GVD, Chirp, and Pulse Spreading

The Fourier transform of a gaussian pulse shape is also gaussian.  If $f(x) =  \exp(- (\frac{x}{a})^2)$, then we can develop the transform as

$$\begin{align}F(k) &= \frac{1}{2 \pi} \int f(x) e^{-i k x} {dx} \\ &= \frac{1}{2 \pi} \int e^{- ( \frac{x}{a})^2}   e^{-i k x} {dx} \\ &= \frac{1}{2 \pi} \int \exp \left[ - \left( \frac{x}{a} \right)^2 -i k x \right] {dx} \\ &=  \frac{a \sqrt{\pi}}{2 \pi} \exp \left( - \frac{a^2 k^2}{4} \right)\\ &=  \frac{a}{2 \sqrt{\pi}} \exp \left[ - \left(\frac{a k}{2} \right)^2 \right] \end{align}$$

Consider now the time-evolution of this pulse, assuming this shape (in $x$), at $t=0$ and allowing each $k$ component to evolve according to $e^{-i w(k) t}$.  That is, evolve through linear media with $\omega \equiv \omega(k)$

$$f(x,t) = \int  \frac{a}{2 \sqrt \pi} \exp \left[ - \left(\frac{a k}{2} \right)^2 \right] \exp (i k x - i \omega(k) t){dk}$$

Let $\omega(k)  =  \omega_0 +  \omega_1 k  + \omega_2 k^2 +$ H.O.T.
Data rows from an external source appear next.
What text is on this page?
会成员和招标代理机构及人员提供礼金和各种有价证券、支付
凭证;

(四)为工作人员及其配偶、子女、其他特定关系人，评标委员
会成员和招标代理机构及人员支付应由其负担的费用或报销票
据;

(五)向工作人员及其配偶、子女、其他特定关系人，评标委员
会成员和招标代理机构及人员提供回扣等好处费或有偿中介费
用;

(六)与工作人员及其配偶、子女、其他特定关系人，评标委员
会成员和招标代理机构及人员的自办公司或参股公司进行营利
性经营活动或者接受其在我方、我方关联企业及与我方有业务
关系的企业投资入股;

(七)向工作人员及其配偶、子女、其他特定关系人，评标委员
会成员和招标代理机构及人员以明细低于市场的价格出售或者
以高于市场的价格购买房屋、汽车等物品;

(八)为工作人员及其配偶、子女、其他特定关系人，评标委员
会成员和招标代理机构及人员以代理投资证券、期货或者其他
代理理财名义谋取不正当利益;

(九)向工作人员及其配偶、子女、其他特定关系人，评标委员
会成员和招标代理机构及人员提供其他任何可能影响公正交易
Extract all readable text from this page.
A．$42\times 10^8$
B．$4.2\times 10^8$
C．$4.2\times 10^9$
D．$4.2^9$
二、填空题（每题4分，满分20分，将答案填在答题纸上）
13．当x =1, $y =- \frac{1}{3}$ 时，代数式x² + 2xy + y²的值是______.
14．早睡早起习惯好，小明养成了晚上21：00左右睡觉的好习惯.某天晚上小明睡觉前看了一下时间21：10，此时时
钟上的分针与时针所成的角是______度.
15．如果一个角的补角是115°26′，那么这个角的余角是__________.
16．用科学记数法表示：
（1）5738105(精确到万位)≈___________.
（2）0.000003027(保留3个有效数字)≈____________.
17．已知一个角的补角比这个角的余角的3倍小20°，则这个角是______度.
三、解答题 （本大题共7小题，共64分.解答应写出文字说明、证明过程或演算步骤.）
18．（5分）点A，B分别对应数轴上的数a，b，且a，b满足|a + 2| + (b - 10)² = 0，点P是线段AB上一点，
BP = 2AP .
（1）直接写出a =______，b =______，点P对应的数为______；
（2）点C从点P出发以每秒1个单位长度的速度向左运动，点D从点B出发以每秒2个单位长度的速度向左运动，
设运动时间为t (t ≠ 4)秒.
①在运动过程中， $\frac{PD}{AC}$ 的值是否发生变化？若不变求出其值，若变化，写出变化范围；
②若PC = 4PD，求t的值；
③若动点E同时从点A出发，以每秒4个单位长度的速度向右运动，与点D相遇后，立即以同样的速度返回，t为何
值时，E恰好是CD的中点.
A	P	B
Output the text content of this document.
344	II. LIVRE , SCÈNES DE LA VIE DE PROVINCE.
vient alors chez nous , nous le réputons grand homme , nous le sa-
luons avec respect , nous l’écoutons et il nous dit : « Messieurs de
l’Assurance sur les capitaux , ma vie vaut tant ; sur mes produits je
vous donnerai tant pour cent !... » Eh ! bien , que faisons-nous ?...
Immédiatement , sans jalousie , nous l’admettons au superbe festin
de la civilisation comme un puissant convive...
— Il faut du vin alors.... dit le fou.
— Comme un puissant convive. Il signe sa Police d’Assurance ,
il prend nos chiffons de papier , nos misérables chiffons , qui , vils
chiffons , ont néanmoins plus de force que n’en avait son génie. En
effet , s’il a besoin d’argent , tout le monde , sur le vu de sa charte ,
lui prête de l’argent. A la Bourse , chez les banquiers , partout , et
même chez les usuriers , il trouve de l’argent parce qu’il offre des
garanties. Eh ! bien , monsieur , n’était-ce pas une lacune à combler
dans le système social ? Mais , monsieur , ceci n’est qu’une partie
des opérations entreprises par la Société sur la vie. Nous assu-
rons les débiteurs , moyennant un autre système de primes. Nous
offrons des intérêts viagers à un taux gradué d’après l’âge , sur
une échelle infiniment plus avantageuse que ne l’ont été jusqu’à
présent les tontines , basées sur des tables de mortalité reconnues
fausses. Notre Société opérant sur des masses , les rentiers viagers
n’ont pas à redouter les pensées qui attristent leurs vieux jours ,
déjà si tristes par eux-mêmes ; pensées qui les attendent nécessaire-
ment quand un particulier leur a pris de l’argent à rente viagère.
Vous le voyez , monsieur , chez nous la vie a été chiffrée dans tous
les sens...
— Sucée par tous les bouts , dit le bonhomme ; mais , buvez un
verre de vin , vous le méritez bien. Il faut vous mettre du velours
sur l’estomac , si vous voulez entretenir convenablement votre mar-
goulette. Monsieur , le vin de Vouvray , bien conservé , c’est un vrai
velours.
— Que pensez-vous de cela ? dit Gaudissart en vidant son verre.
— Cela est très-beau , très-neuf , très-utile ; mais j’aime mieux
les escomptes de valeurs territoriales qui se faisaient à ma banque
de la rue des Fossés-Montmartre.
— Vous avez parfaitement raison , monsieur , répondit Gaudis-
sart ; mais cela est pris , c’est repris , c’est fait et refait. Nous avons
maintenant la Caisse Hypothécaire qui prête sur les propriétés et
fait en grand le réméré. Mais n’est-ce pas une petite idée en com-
$$\begin{align} f(x,t) &= \frac{a}{2 \sqrt \pi}  \int  \exp \left( - \frac{a^2}{4} k^2  + i k x  - i \omega_0 t -i \omega_1 k t - i \omega_2 k^2 t \right)  {dk}\\ &= \frac{a e^{-i \omega_0 t}}{2 \sqrt \pi}  \int  \exp \left[ -  \left(\frac{a^2}{4} + i \omega_2 t \right)  k^2  + i (x   -  \omega_1  t) k  \right]  {dk} \\ &= \frac{a e^{-i \omega_0 t}}{2 \sqrt \pi} \sqrt \frac{ \pi}{ \left(\frac{a^2}{4} + i \omega_2 t \right)}   \exp \left( - \frac{( x   -  \omega_1  t) ^2}{4 \left(\frac{a^2}{4} + i \omega_2 t \right) }   \right) \\ &= \frac {a e^{-i \omega_0 t}}{\sqrt {{a^2} + 4i \omega_2 t }}   \exp \left( - \frac{( x   -  \omega_1 t)^2}{(a^2 + 4 i \omega_2 t ) } \right) \\ &= \frac { e^{-i \omega_0 t}}{\sqrt {1 + \frac{4i \omega_2 t} {a^2} }}   \exp \left( - \frac{( x   -  \omega_1  t)^2}{a^2 \left(1+ \frac{4 i \omega_2 t}{a^2} \right) } \right) \end{align}$$

We can see the pulse moves with velocity $\omega_1$, the group velocity, and spreads with time according to a factor controlled by $\omega_2$, the group velocity dispersion.  To see this more clearly, let's look at the spectrum of a gaussian with a complex width parameter.

Since
$$\int \exp(- ax^2) \exp (-bx) dx = \sqrt \frac{\pi}{a} \exp \left( \frac {b^2}{4 a }\right)$$

We can write
$$\int \exp(- \Gamma k^2) \exp (ikx) dk = \sqrt \frac{\pi}{\Gamma} \exp \left( -\frac {x^2}{4 \Gamma } \right)$$

Or
$$\exp(- \Gamma k^2)   \iff   \sqrt \frac{\pi}{\Gamma} \exp \left( -\frac {x^2}{4 \Gamma } \right)$$

If $\Gamma = a + ib$ then

$$\begin{align} \exp(- (a+ib) k^2) &= \exp(- a k^2) \bbox[ border:2px solid yellow ] {\exp(-ib k^2)} \\ & \iff   \sqrt \frac{\pi}{(a+ib)} \exp \left( -\frac {x^2}{4 (a+ib) } \right) \\ &= \sqrt \frac{\pi}{(a+ib)} \bbox[ border:2px solid cyan ] {\exp \left( -\frac {a x^2}{4 (a^2+b^2) } \right)} \exp \left( i \frac {b x^2}{4 (a^2+b^2) } \right) \end{align}$$
and we can see that the imaginary part of $\Gamma$ both controls the $\bbox[ border:2px solid yellow ] {\text{chirp}}$ in the $k$ domain, and influences $\bbox[ border:2px solid cyan ] {\text{width}}$ in the $x$ domain.